Jacob Elliott Roberts’ Green Mother is based on a short story he wrote, which is telling – not because of any discernible narrative, but because the performance always seems to have its sights on something else, beyond the stage, beyond even its own scope. Natasha Arcoleo and Evie Oldham are almost archetypal women in green dresses, framing their faces with elegant placements of arms. Moody instrumentals give way to a high-pitched lament as the women separate, Arcoleo juddering with anxiety. Oldham remaining stock still. Finally they interlock into a kind of corporeal rebus of four arms and two faces that gaze, as ever, into the beyond. It’s an intriguing but ungraspable work, its meanings and motivations seeming to lie elsewhere.

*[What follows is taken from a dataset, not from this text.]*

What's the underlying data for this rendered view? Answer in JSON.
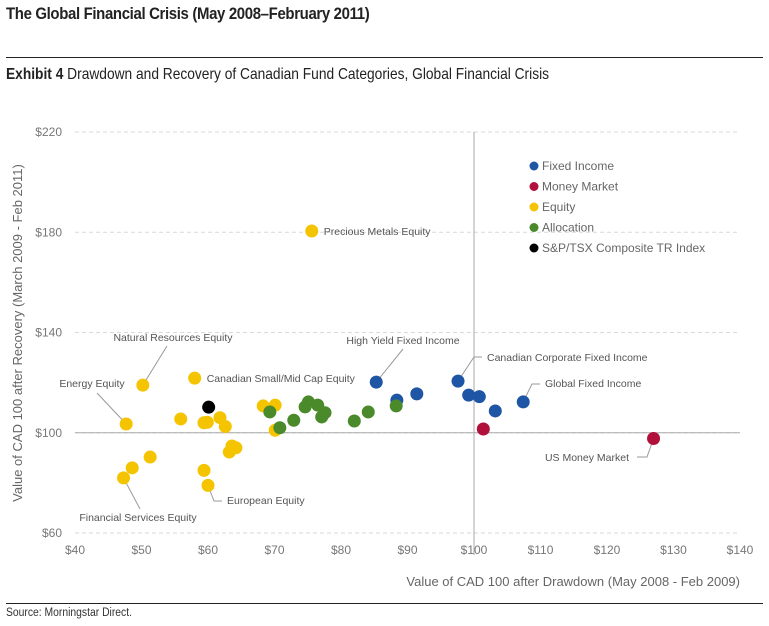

Plate 01 dispenses with such intangibles: it’s all about appearance. Against a back projection of wriggly microbes, the stage is set with three apparently inanimate structures that turn out to be outlandish costumes concealing three dancers. One is a seaweedy tangle, set a-shiver by its inner dancer. Another is a kind of cage that splits apart, birthing two beings: a twisty worm-thing with ribbony protrusions, and a garish, shimmering creature with unruly tentacles. The effect is choreographically insubstantial but visually fascinating.
The theme of Luke Birch’s solo Likeness – the relation between movement and words – is murky with ambiguities, but composition and performance are crystal clear. A voiceover reels out phrases – like water, like a bull in a china shop, like it’s 1999 – while Birch, in a stepwise pattern around the stage perimeter, “likens” his gestures to the text, whether in imitation of meaning or rhythm. Plaintive piano replaces voice, and Birch builds a series of spiralling falls, folds and slips, on a strict diagonal. Words return, now likening meanings to those movements. He bundles himself up and rolls like a stone, to Bob Dylan’s ‘Like a Rolling Stone’ – a literalism compromised by the logo on his t-shirt: the famous tongue and lips logo of the Rolling Stones. Likeness is one of those works you could watch all over again, to see how it’s been made as much to savour its effects.